Wesbrooke by the Sea is a proposed 124-unit seniors complex of independent and assisted living suites currently planned for West Sechelt. And RTC Properties envisions a waterfront complex of 48 condominium units at Shorncliffe Avenue and Highway 101.
Another thing on people’s minds when they look for a home these days is energy efficiency, according to Pete Wieler of Space Buildings. “People are educating themselves,” said Wieler. “I find clients are more and more knowledgeable about specifically what they’re after, such as passive homes.”

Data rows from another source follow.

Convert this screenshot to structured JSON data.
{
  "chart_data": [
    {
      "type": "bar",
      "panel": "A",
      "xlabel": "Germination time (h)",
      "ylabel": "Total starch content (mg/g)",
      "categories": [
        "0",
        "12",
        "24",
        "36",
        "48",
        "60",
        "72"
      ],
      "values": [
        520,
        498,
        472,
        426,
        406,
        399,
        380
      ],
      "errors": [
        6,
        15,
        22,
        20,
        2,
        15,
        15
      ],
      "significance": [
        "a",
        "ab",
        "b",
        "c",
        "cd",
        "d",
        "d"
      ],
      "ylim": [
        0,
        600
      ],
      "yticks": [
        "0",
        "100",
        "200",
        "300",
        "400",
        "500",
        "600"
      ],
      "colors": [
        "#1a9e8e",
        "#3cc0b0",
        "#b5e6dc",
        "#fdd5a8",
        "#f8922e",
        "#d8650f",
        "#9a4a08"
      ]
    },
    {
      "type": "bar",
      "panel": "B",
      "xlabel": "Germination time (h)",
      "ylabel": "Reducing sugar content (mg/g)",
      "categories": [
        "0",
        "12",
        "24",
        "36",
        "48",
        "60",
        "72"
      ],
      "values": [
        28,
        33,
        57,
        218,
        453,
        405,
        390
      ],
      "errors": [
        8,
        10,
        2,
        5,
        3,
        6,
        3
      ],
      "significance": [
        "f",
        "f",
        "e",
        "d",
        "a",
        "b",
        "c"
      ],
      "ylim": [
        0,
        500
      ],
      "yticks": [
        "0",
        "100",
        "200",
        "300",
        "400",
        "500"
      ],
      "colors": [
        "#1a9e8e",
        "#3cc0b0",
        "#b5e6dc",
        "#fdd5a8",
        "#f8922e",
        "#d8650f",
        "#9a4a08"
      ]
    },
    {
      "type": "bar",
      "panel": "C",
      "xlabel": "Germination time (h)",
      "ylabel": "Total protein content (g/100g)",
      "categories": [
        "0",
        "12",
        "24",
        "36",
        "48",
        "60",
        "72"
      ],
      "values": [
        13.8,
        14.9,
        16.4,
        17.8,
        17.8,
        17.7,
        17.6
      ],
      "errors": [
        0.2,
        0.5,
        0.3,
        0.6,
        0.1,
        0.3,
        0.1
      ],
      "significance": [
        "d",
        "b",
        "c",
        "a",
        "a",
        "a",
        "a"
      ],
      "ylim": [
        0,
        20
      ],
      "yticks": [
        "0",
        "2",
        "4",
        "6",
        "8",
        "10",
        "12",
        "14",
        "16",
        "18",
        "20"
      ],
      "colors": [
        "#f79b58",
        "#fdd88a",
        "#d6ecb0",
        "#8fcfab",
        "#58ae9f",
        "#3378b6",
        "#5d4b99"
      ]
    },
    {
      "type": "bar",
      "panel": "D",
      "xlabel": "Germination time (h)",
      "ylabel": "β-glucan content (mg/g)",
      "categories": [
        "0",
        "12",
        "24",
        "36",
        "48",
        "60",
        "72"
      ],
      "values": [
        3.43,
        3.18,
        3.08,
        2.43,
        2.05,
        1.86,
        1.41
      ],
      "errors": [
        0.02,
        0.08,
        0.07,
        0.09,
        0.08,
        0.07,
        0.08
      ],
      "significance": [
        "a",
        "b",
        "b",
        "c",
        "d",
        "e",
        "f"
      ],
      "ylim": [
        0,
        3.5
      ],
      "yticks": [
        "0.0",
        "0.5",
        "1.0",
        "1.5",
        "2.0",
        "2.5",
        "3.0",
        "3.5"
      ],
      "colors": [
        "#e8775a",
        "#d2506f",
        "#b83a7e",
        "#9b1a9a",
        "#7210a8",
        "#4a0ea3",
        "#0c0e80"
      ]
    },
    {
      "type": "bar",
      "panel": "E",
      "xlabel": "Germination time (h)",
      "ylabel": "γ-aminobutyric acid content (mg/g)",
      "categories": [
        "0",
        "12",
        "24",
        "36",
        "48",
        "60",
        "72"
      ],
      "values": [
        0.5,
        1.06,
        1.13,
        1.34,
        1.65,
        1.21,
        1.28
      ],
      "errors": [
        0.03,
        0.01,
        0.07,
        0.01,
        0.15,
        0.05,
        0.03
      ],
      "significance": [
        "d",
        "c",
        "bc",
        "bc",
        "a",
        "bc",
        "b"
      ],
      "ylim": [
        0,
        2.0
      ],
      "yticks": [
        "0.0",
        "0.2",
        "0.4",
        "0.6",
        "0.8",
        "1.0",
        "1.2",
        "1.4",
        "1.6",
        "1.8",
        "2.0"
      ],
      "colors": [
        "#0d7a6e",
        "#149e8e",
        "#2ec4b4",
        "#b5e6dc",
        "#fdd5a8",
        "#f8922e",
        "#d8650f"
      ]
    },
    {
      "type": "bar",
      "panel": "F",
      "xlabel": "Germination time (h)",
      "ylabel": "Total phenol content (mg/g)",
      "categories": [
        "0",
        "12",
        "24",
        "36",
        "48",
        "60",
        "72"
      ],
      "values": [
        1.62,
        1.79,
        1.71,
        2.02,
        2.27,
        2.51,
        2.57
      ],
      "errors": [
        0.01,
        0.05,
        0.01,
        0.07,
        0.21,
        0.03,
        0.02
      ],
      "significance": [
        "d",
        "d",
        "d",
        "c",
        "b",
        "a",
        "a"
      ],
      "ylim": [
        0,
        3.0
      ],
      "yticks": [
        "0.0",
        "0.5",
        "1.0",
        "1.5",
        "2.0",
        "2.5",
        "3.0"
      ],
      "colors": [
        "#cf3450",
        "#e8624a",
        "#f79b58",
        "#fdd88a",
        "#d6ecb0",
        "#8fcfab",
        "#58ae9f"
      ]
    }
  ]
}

Wieler’s company specializes in off grid construction. Long before rainwater harvesting was on most people’s radar, Space Buildings was constructing homes with rainwater collection and solar energy because of their remote location on islands such as Gambier, Keats and Paisley. The company uses that experience to build smarter homes in serviced areas, as well.
Energy efficiency is also to be found at the Parkland subdivision in Upper Gibsons, serviced by the Town’s geothermal energy utility. Parkland has built out its first two phases of compact homes and duplexes, and is moving on to a 26-lot Phase 3.
Another small footprint development nearby is The Gardens, a cluster of semi-attached duplexes built by Click Modular Homes. Click’s contemporary-looking, super efficient designs make good starter homes for families or singles. The compact Phase I units of The Gardens sold out, so Click is adding a new phase of two-storey, 1350 square foot units.
Click’s homes are a new twist on an old staple of the Sunshine Coast–manufactured homes–which have long been a popular option for people on fixed incomes, especially seniors. Most mobile home parks were developed decades ago, but soaring property values have sparked renewed interest.
Big Maples Park in Davis Bay is proposing an expansion, and in Elphinstone, a new subdivision is planned with 16 bare land strata lots and 64 mobile home pads on an eleven hectare parcel backing onto Chaster Creek ravine.
Meanwhile, in older neighbourhoods, Gibsons is encouraging home owners to build laneway and garden suites, which provide rental housing inventory while helping families to pay their mortgage.
Across the Sunshine Coast, a wider choice of housing options will help support a diversity of residents of all ages.